We'll start by making the pastry which is technically called pate a choux (sounds like pot-ah-shoo).
In a 4-quart nonstick saucepan, heat water, milk, butter, salt, and sugar until it boils.
While you're waiting for the mixture to boil, have the flour and eggs ready to go.
Okay, the milk mixture is just starting to boil - time to add the flour.
Add all the flour at once...
And stir vigorously until all the liquid is absorbed.
When all the liquid is absorbed, continue stirring constantly...
Until a smooth paste forms and pulls away from the sides of the pan. We're not quite there yet, but almost.
Just a few more moments and we're done. Remove the pan from the heat.
Transfer the paste to the bowl of a stand mixer or food processor.
Add the eggs, mixing one at a time, until no traces of raw egg remains.
Transfer the mixture to a large pastry bag fitted with a large star tip (like this one). I like to use disposable bags (like these). Using a star tip helps the pastry dough expand evenly in the oven.
Pipe the eclairs on a silpat lined sheet pan.
Sprinkle with confectioner's sugar and bake.
They'll puff up during baking, which creates a hollow space in the center.
That hollow space is just begging to be filled with creamy vanilla pastry cream (recipe here).
But before we can fill the pastry shells, we need to turn them upside down and poke a few holes in the bottoms. I used a chopstick to poke the holes. The holes will allow excess steam to escape as the shells cool, and they'll be where we pipe the pastry cream filling inside.
Place the pastry cream in a large pastry bag fitted with a bismark tip. Squeeze the filling into room temperature shells - fill them up completely.
Use an offset spatula to scrape away any excess pastry cream.
To make the ganache, heat cream and chocolate together, whisking to combine. Dip the tops of each eclair into the ganache and allow to set.
Serve them as is, or place them in paper wrappers. Just grab a standard cupcake wrapper and flatten it out a bit.
Then place the eclairs on the wrapper and serve.
Items used to make this recipe:
All-Clad nonstick 4-quart saucepan http://amzn.to/2lFFB3b
disposable pastry bags http://amzn.to/2lFKZ6A
large star tip http://amzn.to/2lFEeBG
silpat liner http://amzn.to/2kNBkfM
half sheet pan http://amzn.to/2lKpthc
bismark tip http://amzn.to/2kXxVJK
offset spatula http://amzn.to/2lFCEjd
white cupcake liners http://amzn.to/2kIbEB2
makes about 20 eclairs (3 to 4 inches long)
1/2 cup water
1/2 cup whole milk
8 tablespoons unsalted butter
1 teaspoon table salt
2 teaspoons granulated sugar
1 cup all purpose flour
5 large eggs
confectioner's sugar for dusting
pastry cream (recipe here)
8 ounces dark chocolate (really good quality)
8 ounces heavy cream
TO MAKE THE PASTRY SHELLS:
Preheat oven to 450F and place rack in center position.
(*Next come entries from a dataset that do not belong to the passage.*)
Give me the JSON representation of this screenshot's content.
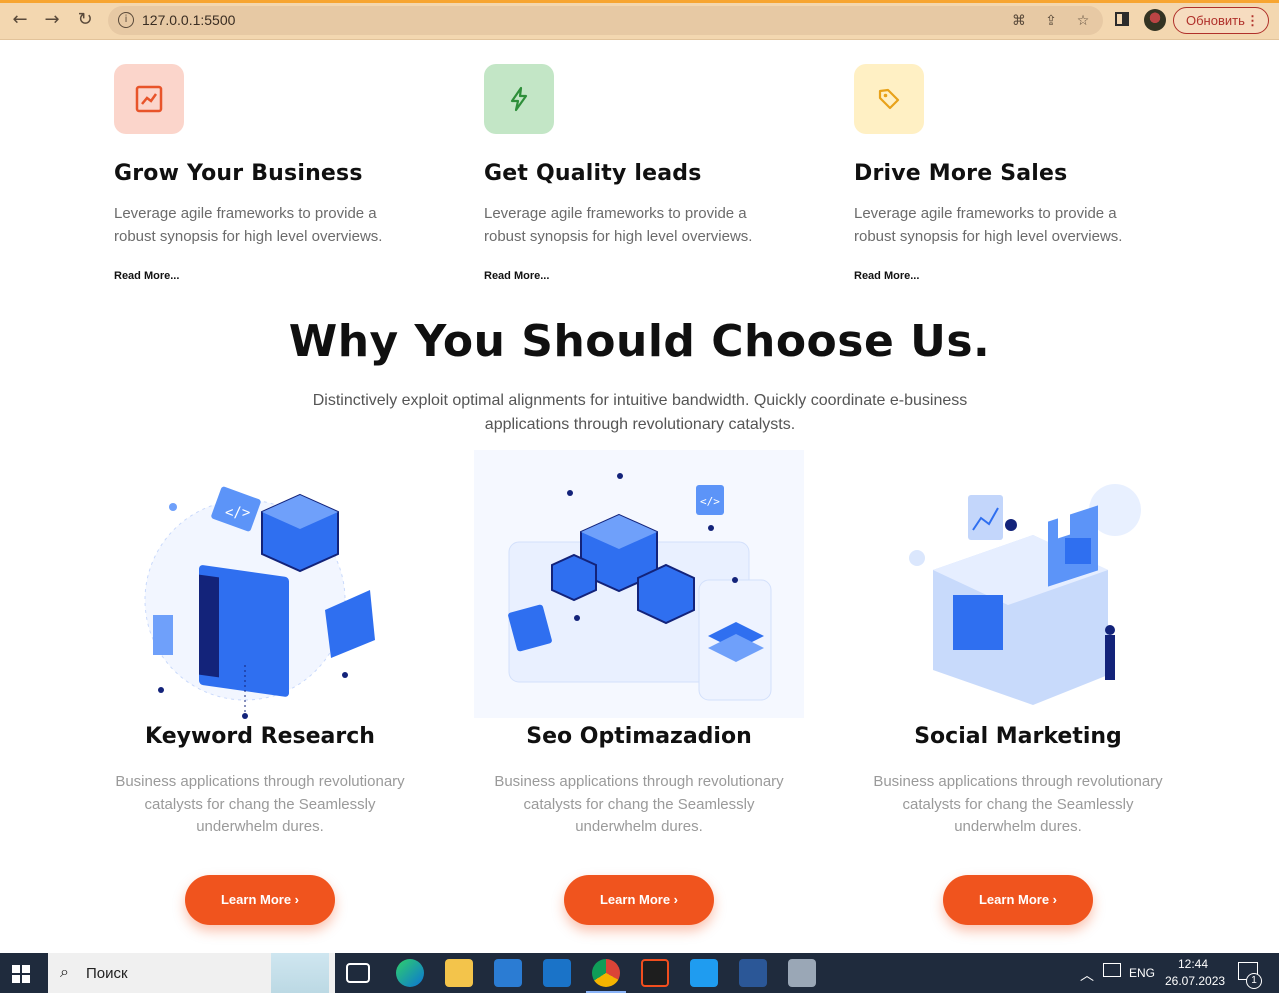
{
  "browser": {
    "url": "127.0.0.1:5500",
    "update_label": "Обновить",
    "menu_glyph": "⋮"
  },
  "features": [
    {
      "title": "Grow Your Business",
      "text": "Leverage agile frameworks to provide a robust synopsis for high level overviews.",
      "link": "Read More...",
      "icon": "chart-trend-icon",
      "bg": "#fbd5cb",
      "color": "#e8542a"
    },
    {
      "title": "Get Quality leads",
      "text": "Leverage agile frameworks to provide a robust synopsis for high level overviews.",
      "link": "Read More...",
      "icon": "lightning-icon",
      "bg": "#c3e6c6",
      "color": "#2e8f3a"
    },
    {
      "title": "Drive More Sales",
      "text": "Leverage agile frameworks to provide a robust synopsis for high level overviews.",
      "link": "Read More...",
      "icon": "tag-icon",
      "bg": "#fff0c4",
      "color": "#e8a21a"
    }
  ],
  "why": {
    "title": "Why You Should Choose Us.",
    "subtitle": "Distinctively exploit optimal alignments for intuitive bandwidth. Quickly coordinate e-business applications through revolutionary catalysts."
  },
  "services": [
    {
      "title": "Keyword Research",
      "text": "Business applications through revolutionary catalysts for chang the Seamlessly underwhelm dures.",
      "cta": "Learn More ›"
    },
    {
      "title": "Seo Optimazadion",
      "text": "Business applications through revolutionary catalysts for chang the Seamlessly underwhelm dures.",
      "cta": "Learn More ›"
    },
    {
      "title": "Social Marketing",
      "text": "Business applications through revolutionary catalysts for chang the Seamlessly underwhelm dures.",
      "cta": "Learn More ›"
    }
  ],
  "taskbar": {
    "search_placeholder": "Поиск",
    "lang": "ENG",
    "time": "12:44",
    "date": "26.07.2023",
    "notifications": "1"
  },
  "colors": {
    "accent": "#f0541e",
    "illustration_blue": "#2f6ff0"
  }
}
In a 4-quart nonstick saucepan, heat the milk, water, butter, salt, and sugar until it boils.
Immediately add the flour and stir vigorously until all the liquid is absorbed by the flour and a paste forms; continue stirring constantly until the paste dries out and forms a ball that cleans the sides of the pan.
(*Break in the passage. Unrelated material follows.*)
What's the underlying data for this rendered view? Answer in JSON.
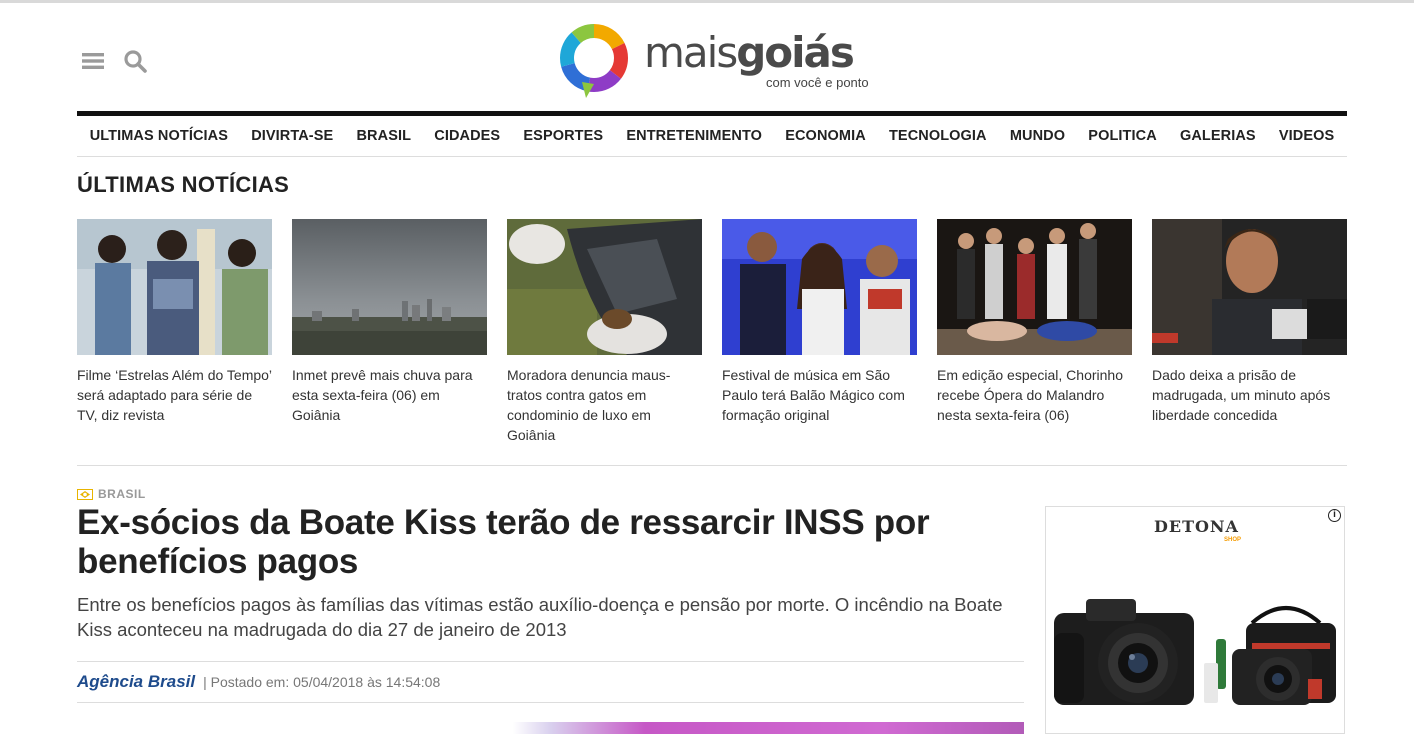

Transfer the paste to the bowl of a stand mixer or food processor and allow it to cool for a couple of minutes.
Add the eggs, one at a time, beating until each is fully incorporated.
Transfer paste to a large disposable pastry bag that has been fitted with a large star tip (I used Ateco #826).
Pipe the paste into 3 or 4-inch lengths on a silpat lined sheet pan; dust with confectioner's sugar.
Bake in 450F oven for 5 minutes, then reduce heat to 350F and continue baking for 25 to 30 minutes more.
Remove from oven and allow to rest until they're cool enough to handle, then poke a couple of vent holes in the bottom and allow to cool completely.
When completely cool, use a pastry bag fitted with a bismarck tip to fill pastry shells with vanilla pastry cream through the vent holes (my recipe can be found here); scrape away any excess pastry cream from the vent holes.
TO MAKE THE GANACHE TOPPING:
Place chopped chocolate in a medium bowl.
In a small heavy-bottomed saucepan, heat cream over medium heat until it just begins to boil.
Pour the hot cream over the chopped chocolate and rest for several minutes; whisk to combine fully and use immediately.
Dip the top of each pastry cream filled shell in the ganache; turn right side up and place on a flattened out cupcake liner or on a serving platter.